Body 2.0: Kicking Off the Week with Inspiration, Innovation, and Healthy Treats

I wasn’t sure what to expect from an event that promised group yoga and the founder of the ‘physician internet’ under one roof, but Sunday’s Body 2.0 left me convinced that all conferences should start on such a healthy, positive note. Like most attendees, I spent the day wandering between the main stage, copious tasty food, and a start-up packed floor.

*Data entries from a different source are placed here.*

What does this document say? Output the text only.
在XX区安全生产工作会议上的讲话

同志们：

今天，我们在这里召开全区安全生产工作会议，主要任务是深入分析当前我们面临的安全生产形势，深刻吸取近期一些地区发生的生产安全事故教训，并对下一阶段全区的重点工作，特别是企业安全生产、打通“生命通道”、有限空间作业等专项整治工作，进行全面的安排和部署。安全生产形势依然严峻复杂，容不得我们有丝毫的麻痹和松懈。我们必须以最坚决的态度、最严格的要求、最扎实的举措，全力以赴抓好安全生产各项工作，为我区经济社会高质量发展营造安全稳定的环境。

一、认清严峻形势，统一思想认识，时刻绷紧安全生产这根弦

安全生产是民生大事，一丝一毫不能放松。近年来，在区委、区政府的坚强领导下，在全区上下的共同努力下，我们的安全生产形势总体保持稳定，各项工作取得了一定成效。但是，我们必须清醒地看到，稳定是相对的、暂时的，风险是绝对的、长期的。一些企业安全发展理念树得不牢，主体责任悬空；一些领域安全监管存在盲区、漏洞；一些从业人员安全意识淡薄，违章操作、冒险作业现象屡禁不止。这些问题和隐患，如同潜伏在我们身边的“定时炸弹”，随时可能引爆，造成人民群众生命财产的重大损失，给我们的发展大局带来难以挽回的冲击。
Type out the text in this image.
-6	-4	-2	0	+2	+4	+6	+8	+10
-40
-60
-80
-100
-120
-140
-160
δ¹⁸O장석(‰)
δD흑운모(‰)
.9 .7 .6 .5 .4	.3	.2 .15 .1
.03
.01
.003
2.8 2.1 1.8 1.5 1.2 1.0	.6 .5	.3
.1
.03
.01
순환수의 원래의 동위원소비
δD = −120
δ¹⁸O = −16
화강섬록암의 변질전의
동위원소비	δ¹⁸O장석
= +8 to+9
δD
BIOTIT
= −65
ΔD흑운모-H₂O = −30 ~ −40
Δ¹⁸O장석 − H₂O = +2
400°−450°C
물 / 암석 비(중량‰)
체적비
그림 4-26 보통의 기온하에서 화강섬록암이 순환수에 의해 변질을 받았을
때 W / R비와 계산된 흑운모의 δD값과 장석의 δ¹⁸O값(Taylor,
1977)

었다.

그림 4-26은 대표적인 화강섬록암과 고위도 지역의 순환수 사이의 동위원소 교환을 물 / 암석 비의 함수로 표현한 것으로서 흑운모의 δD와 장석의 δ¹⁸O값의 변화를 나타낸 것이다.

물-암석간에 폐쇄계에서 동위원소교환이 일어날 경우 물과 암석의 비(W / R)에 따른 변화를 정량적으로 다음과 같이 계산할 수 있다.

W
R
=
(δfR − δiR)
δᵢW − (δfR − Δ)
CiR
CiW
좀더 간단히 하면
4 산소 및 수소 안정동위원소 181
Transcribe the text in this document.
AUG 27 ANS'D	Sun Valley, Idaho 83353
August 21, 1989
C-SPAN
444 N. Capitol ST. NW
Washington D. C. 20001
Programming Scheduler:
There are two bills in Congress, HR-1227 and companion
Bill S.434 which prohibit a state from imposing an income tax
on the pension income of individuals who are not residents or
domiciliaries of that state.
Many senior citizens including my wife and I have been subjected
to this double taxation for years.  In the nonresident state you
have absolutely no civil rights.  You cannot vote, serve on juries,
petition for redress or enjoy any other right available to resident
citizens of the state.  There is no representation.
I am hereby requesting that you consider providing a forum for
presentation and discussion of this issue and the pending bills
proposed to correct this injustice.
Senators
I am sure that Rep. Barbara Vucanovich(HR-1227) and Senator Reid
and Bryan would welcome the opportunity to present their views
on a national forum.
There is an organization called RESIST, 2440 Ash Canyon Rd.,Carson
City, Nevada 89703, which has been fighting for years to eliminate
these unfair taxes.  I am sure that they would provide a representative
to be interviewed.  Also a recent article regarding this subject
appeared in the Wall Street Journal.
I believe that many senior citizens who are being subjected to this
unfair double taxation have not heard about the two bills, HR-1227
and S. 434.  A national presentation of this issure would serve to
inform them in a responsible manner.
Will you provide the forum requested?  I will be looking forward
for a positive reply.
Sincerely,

The always inspiring Jane Sarasohn-Kahn of Health Populi told her story of the world’s greatest anniversary present; she and her spouse shared the gift of health, losing weight and dramatically improving her cardiovascular risk profile in the process. Take that, Tiffany and Company! Interludes of approachable yoga led by Tal Rachleff convinced us all that it’s possible to stretch and de-stress even when sporting business casual, while Plum Kids organic smoothie packets perked me up after the effort. Where were these on my medical school surgery rotation, pockets stuffed with dusty granola bars?

There were many impressive companies showcased at Body 2.0, but one in particular was both new to me and stood out for leveraging an existing behavior, mobile gaming, to make life a little bit more fun and healthy.

Explorence brings mobile games outside using the iPhone, like a liberated Wii. The game I played, Bulldash, takes you through the streets of Pamplona for the infamous running of the bulls. Being mauled by a mad beast, even a digital one, is pretty good incentive to keep moving. Explorence games use mobile sensors (the camera, GPS, compass, accelerometer, and gyroscope) and location databases such as Google Places and FourSquare to connect your physical world and actions with that of the game. TorchDash, their newest game, enables competing remotely against Facebook friends.

While the games keep score, Explorence has chosen not to track some of the more traditional exercise parameters you will find in running apps for serious athletes. Per CEO Mike Suprovici, “We don’t want people to think about exercising when playing our games, we just want them to have fun with exercise as a positive side effect”.

All of us hipsters may be resurrecting dodgeball to relive our school yard glory days, but I foresee a big opportunity for schools and public health officials to stop fighting the ubiquity of smart phones, and instead leverage our youth’s love of mobile gaming to combat childhood obesity.

Inspired by all of these healthy people and enabling technologies, my Fitbit and I went directly from Body 2.0 to a sunny afternoon hike. Perhaps that is the best metric of all for a successful health event?